Sunday, August 21, 2016

Let's Talk About Games

This is also in answer to Ozymandias' request on the previous post, but without the need to address the source of that request.

In the interest of setting the stage for the discussion, let's quote a real book about games: Akio Matsumoto and Ferenc Szidarovsky's Game Theory and Its Applications, found here:

"In formulating a mathematical model of a decision problem, there are two conflicting tendencies.  In one hand we would like to include as many variables, constraints and possible consequences as possible in order to get close to reality.  However, on the other hand, we would like to solve the models, so they must not be too complicated.  In creating a decision making model, we have to identify the person or persons who are in charge, that is, who is or are responsible to decide.  There are two major possibilities: one or more decision makers are present.  In order to decide in any choice, the set of all possible decision alternatives have to be made clear to the decision makers."

It is in this that we see the core elements that make table-top role-playing more than a superficial reading of giving descriptions and giving answers.

First, the variables, constraints and possible consequences that can be taken into account and the consequences resulting therefrom can transcend the number of variables that can normally be managed in a model . . . because human beings can process incredible amounts of information and make agreements on the spur of the moment to account for variables that a pre-fashioned program could not predict or for which the programming feat necessary would be impractical.

Role-playing is not managed through a lack of rules, but through precedent - the understanding that as decisions are made in game, those decisions are expected to apply for all future circumstances that follow a like occurrence.  Like the way that the law is tailored for a complex society that is constantly changing year by year, role-playing is vastly more flexible than a rule-system can account for.  But understand, precedents are rules.  Judges and judgments in the law are subject to precedent and every DM in every game that has ever made a ruling puts into force something that will be called into question later by the players if the DM fails to obey that same ruling.  Some old school role-players understood this; others did not.  Those that did not ran games that did not last long.  Games that lasted did so on the basis of an ever-growing legacy of rulings that made clear to the decision makers what the boundaries were, as the quote above stipulates.

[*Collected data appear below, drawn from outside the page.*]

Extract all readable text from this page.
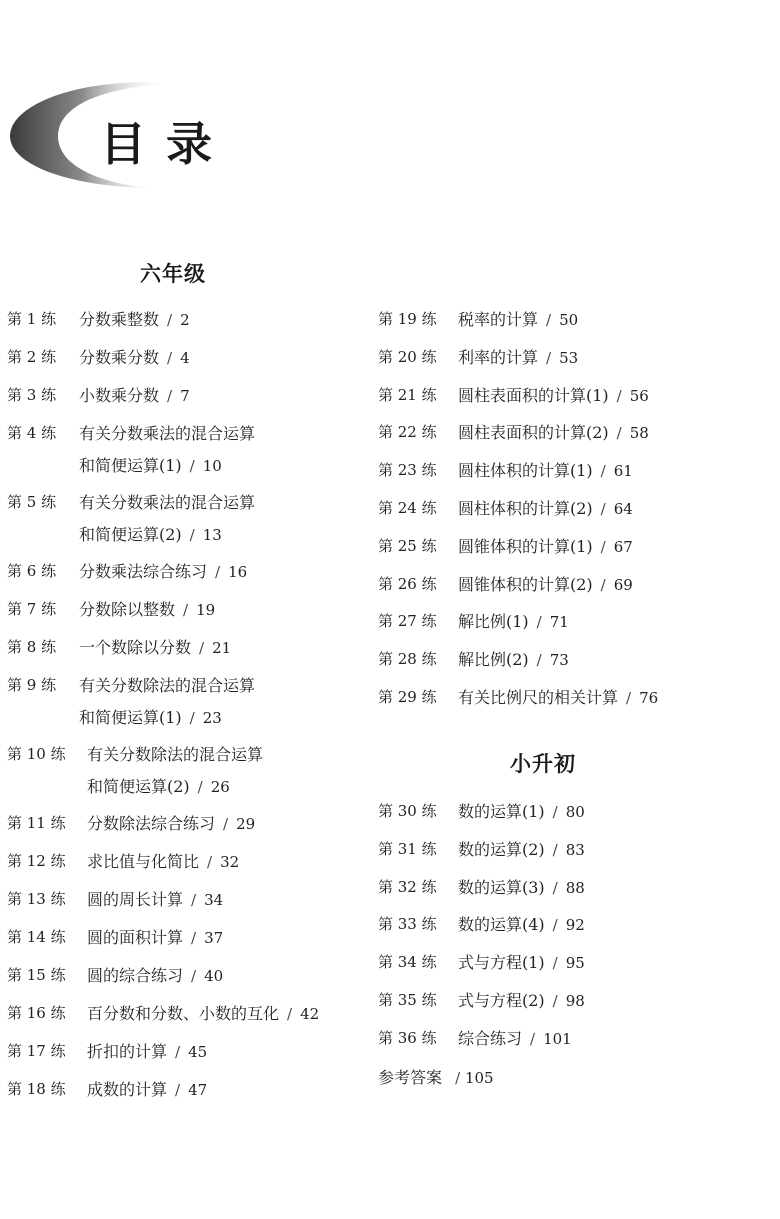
目录
六年级
小升初
第 1 练 分数乘整数 / 2
第 2 练 分数乘分数 / 4
第 3 练 小数乘分数 / 7
第 4 练 有关分数乘法的混合运算
和简便运算(1) / 10
第 5 练 有关分数乘法的混合运算
和简便运算(2) / 13
第 6 练 分数乘法综合练习 / 16
第 7 练 分数除以整数 / 19
第 8 练 一个数除以分数 / 21
第 9 练 有关分数除法的混合运算
和简便运算(1) / 23
第 10 练 有关分数除法的混合运算
和简便运算(2) / 26
第 11 练 分数除法综合练习 / 29
第 12 练 求比值与化简比 / 32
第 13 练 圆的周长计算 / 34
第 14 练 圆的面积计算 / 37
第 15 练 圆的综合练习 / 40
第 16 练 百分数和分数、小数的互化 / 42
第 17 练 折扣的计算 / 45
第 18 练 成数的计算 / 47
第 19 练 税率的计算 / 50
第 20 练 利率的计算 / 53
第 21 练 圆柱表面积的计算(1) / 56
第 22 练 圆柱表面积的计算(2) / 58
第 23 练 圆柱体积的计算(1) / 61
第 24 练 圆柱体积的计算(2) / 64
第 25 练 圆锥体积的计算(1) / 67
第 26 练 圆锥体积的计算(2) / 69
第 27 练 解比例(1) / 71
第 28 练 解比例(2) / 73
第 29 练 有关比例尺的相关计算 / 76
第 30 练 数的运算(1) / 80
第 31 练 数的运算(2) / 83
第 32 练 数的运算(3) / 88
第 33 练 数的运算(4) / 92
第 34 练 式与方程(1) / 95
第 35 练 式与方程(2) / 98
第 36 练 综合练习 / 101
参考答案 / 105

Secondly, role-playing provides for the presence of not one, not two, but multiple decision-makers, more than or potentially equal to any other game or program that has ever existed.  All players and the DM too are "responsible to decide."  In turn, this places a far higher requirement upon the responsibility of presenting choice than might exist in a game like monopoly.

This is also the reason why tabletop continues to compete for time against video games.  While most of the people in my life are hardcore gamers, they're willing to give that up as soon as I'm willing to run.  Why?  Because unlike video games or board games, role-playing is mutable.  The potential for changing the goals of the game, adjusting the rules as necessary, tailoring the context to the participants and so on can be potentially done in minutes of "programming" - something impossible in any video game, no matter how detailed or expensive the game is.  The game is pre-made.  Role-playing is present-made.

Those who argue that the format for decision-making is clear and defined between players and DM, that my role is this and your role is that, fail in the extreme where the potential of the game exists.  Anyone at the table is a resource for decision-making that deserves acknowledgement.  The players, as much as the DM, should feel free to propose rules for situations that they feel are unclear where it comes to their abilities to make a decision. The players, as well as the DM, exist to ensure that precedents are followed and supported, because in a legitimate game both players and DM have worked together for symbiosis of play.  The players, as well as the DM, are part of the game's constructive process.

Without this symbiosis in place, we have a shit game.  It does not matter what tradition has been, or what old-style players played - this is the future of the game, because this is the only sustainable future the game can have.

Those who fail to learn this lesson will forever lack for players.  Those who do learn this lesson will have a self-sustaining game for the rest of their lives.